Rex Tillerson drove home this point in his remarks yesterday:

Arbitrarily punishing five U.S. oil and gas companies by raising their taxes will generate far less government revenue than if we were allowed to compete and produce our nation’s resources.

An August 2010 Wood Mackenzie study estimates that approximately $10 billion to $17 billion in direct upstream investment in this country is at risk per year if the Section 199 and other tax provisions are repealed for our industry.

Another recent Wood Mackenzie study found that opening up federal lands that Congress has kept off-limits for decades could generate 400,000 new jobs by the year 2025. And another analysis shows that such actions could generate as much as $1.7 trillion in government revenue over the life of those resources.

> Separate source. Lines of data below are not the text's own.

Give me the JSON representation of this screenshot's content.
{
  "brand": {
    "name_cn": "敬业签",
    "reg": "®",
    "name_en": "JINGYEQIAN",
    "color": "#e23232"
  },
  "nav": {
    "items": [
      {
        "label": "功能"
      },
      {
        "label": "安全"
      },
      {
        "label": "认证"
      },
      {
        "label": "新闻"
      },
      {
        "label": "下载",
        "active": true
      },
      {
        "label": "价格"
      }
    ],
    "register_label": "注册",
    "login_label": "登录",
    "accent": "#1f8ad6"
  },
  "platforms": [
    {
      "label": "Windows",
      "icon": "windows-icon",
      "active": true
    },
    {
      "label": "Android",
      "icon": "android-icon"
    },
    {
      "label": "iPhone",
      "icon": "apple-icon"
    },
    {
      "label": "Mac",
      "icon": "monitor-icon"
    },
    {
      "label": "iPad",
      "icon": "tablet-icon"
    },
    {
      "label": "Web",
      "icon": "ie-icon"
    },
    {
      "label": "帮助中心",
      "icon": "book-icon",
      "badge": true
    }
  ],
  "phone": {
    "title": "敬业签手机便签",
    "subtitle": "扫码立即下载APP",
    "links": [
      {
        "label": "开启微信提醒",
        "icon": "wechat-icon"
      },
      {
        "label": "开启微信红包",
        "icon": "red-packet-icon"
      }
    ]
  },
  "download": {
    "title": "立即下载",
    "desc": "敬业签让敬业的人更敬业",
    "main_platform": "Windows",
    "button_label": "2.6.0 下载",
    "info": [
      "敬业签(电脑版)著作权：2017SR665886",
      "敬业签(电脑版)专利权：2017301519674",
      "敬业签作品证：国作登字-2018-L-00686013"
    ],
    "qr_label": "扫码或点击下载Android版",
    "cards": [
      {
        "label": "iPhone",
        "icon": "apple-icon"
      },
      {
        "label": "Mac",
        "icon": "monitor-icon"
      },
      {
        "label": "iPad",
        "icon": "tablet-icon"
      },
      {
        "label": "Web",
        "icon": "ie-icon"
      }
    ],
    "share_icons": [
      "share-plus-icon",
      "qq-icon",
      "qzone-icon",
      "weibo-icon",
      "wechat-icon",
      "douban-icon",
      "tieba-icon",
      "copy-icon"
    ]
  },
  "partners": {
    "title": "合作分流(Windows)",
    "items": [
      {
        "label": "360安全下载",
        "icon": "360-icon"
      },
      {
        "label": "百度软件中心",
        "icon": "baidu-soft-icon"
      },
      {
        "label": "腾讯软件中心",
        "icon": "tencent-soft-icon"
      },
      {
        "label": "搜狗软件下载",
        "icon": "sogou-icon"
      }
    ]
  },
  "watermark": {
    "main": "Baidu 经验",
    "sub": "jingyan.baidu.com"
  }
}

The fact is that raising taxes on five U.S. oil and gas companies is simply not the way to reduce prices or raise revenue. Increasing these companies’ taxes would only discriminate against certain U.S. workers, make our companies less competitive against others who are in the same business that we are in, and discourage future energy investment in this country.

A much better solution lies in permitting our industry to increase energy supplies – including supplies found here in North America, such as oil and natural gas found off our shores and in our shale formations.

Access – not taxes – will enable us to meet the goals of increasing affordable energy supplies for Americans, strengthening U.S. energy security, and powering our nation’s economy forward.